Before the minister assured the house that positive suggestions made by some opposition lawmakers during the debate, or any coming afterwards, would be incorporated in the new internal security policy, the leader of the government-allied Jamiat Ulema-i-Islam-F, Maulana Fazlur Rehman, frowned at the government’s handling of the dialogue process in which he said the state and the TTP would have “equal status”, though he said the present “national consensus” was only about a peaceful solution and not a military operation.

The maulana, who seems unhappy over a full minister and a minister of state of his party in the federal cabinet not being assigned portfolios yet, seemed to justify the militants’ claimed cause for opposing the United States for invading Afghanistan and for enforcing Sharia in Pakistan, citing the tribal Pashtuns’ traditional opposition to foreign intervention in Afghanstan like that of Britain in the previous century, a perceived Western onslaught against the Islamic world after the disintegration of the Soviet Union, the presumed “clash of civilizations”, Pakistan’s alliance with the United States and failure to implement non-binding recommendations of the Council of Islamic Ideology.

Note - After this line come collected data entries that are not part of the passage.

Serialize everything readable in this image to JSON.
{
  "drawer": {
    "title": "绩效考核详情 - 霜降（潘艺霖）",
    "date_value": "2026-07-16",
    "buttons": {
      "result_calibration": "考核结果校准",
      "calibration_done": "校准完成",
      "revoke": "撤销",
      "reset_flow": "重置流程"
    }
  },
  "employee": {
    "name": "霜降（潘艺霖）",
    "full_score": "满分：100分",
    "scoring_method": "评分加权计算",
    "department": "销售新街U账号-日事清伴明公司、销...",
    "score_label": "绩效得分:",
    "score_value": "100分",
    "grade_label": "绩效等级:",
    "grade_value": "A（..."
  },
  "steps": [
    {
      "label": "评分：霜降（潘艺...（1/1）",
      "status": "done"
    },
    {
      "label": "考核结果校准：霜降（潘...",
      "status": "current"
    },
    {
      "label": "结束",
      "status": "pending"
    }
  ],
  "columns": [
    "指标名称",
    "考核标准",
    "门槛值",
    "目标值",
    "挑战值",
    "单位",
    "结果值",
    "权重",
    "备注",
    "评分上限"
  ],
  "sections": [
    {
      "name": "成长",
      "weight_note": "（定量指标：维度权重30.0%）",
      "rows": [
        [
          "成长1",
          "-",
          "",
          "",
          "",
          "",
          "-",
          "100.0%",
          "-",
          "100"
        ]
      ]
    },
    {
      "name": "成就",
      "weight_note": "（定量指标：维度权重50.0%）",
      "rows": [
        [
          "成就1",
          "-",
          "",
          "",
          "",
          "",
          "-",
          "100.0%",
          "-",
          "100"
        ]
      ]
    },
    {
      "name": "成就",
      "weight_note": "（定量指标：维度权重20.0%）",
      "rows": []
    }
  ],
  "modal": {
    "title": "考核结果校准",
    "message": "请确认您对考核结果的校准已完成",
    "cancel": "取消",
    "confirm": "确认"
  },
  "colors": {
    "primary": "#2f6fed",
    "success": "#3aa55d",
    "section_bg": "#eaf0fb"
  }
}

But he said his party’s efforts to persuade the Pakistani Taliban against resorting to militancy did not succeed.

The maulana also opposed the new policy’s aim to reform madressahs and said his party would not accept any changes in madrassah syllabi, which, he said, had already undergone government scrutiny.

And he said that if the government went ahead with this plan, “it would not be the PML-N agenda but the agenda of America and the West”.

However, a PPP member, Imran Zafar Leghari, sharply rejected the JUI-F chief’s allegations against English-medium schools as being damaging to Pakistani or Islamic traditions, while another party lawmaker Shazia Marri too called for madrassah reforms to save the youth from militant indoctrination.